Oleh: Shafwatul Bary
Selasa (22/03) lalu, kami seluruh keluarga besar Pondok Pesantren Nurul Yaqin Ringan-ringan melaksanakan sebuah prosesi sakral yang disebut Bai’atul Kubro Tarekat Syattariyah. Atau dalam bahasa sehari-hari, kami menyebutnya Bi’aik Gadang. Kegiatan ini merupakan agenda rutin tahunan yang sudah dilaksanakan sejak jasmani Buya Alm. Syekh H. Ali Imran Hasan (1926-2017), masih berhadir. Selain sebagai pendiri Pondok Pesantren Nurul Yaqin, beliau juga merupakan salah satu mursyid tarekat Syattariyah yang cukup disegani di Minangkabau. Hari ini, kegiatan bai’at diteruskan oleh khalifah beliau, Syekh Zulhamdi Tuangku Kerajaan nan Saliah.
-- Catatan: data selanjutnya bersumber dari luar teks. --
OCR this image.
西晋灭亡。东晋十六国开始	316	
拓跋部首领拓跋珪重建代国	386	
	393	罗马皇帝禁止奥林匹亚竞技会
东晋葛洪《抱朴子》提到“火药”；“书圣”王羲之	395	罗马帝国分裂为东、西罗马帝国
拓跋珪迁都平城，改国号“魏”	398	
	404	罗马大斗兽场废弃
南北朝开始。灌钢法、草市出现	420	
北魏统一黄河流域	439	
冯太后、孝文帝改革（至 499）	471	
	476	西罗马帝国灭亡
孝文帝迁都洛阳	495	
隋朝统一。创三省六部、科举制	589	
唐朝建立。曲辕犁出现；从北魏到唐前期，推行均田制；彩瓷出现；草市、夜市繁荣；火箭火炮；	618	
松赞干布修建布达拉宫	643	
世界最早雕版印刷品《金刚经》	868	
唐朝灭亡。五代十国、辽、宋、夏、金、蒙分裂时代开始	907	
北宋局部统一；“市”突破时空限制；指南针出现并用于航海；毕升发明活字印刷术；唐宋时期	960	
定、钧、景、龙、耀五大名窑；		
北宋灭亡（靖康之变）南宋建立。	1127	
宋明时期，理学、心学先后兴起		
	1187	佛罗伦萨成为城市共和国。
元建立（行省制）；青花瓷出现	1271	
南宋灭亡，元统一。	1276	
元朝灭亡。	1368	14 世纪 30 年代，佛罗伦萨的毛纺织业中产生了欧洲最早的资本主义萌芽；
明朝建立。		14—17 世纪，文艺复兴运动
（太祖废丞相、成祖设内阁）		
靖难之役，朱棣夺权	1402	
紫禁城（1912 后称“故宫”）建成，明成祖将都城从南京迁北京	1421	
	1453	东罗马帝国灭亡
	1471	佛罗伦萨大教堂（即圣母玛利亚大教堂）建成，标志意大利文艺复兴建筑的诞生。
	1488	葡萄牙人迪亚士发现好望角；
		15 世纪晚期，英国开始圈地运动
Bai’at adalah sebuah upacara pernyataan janji setia kepada sebuah kesepakatan atau ajaran tertentu, dalam hal ini agama Islam. Upacara bai’at lazimnya dilaksanakan oleh pengikut ajaran-ajaran tasawuf yang terinstitusi menjadi aliran-aliran tarekat. Di sisi lain, Bai’at juga bertujuan untuk menyambungkan pertalian guru-murid dalam setiap gerak-gerik bertarekat. Seorang murid dinyatakan sah bertarekat ketika sudah melaksanakan bai’at di bawah bimbingan gurunya.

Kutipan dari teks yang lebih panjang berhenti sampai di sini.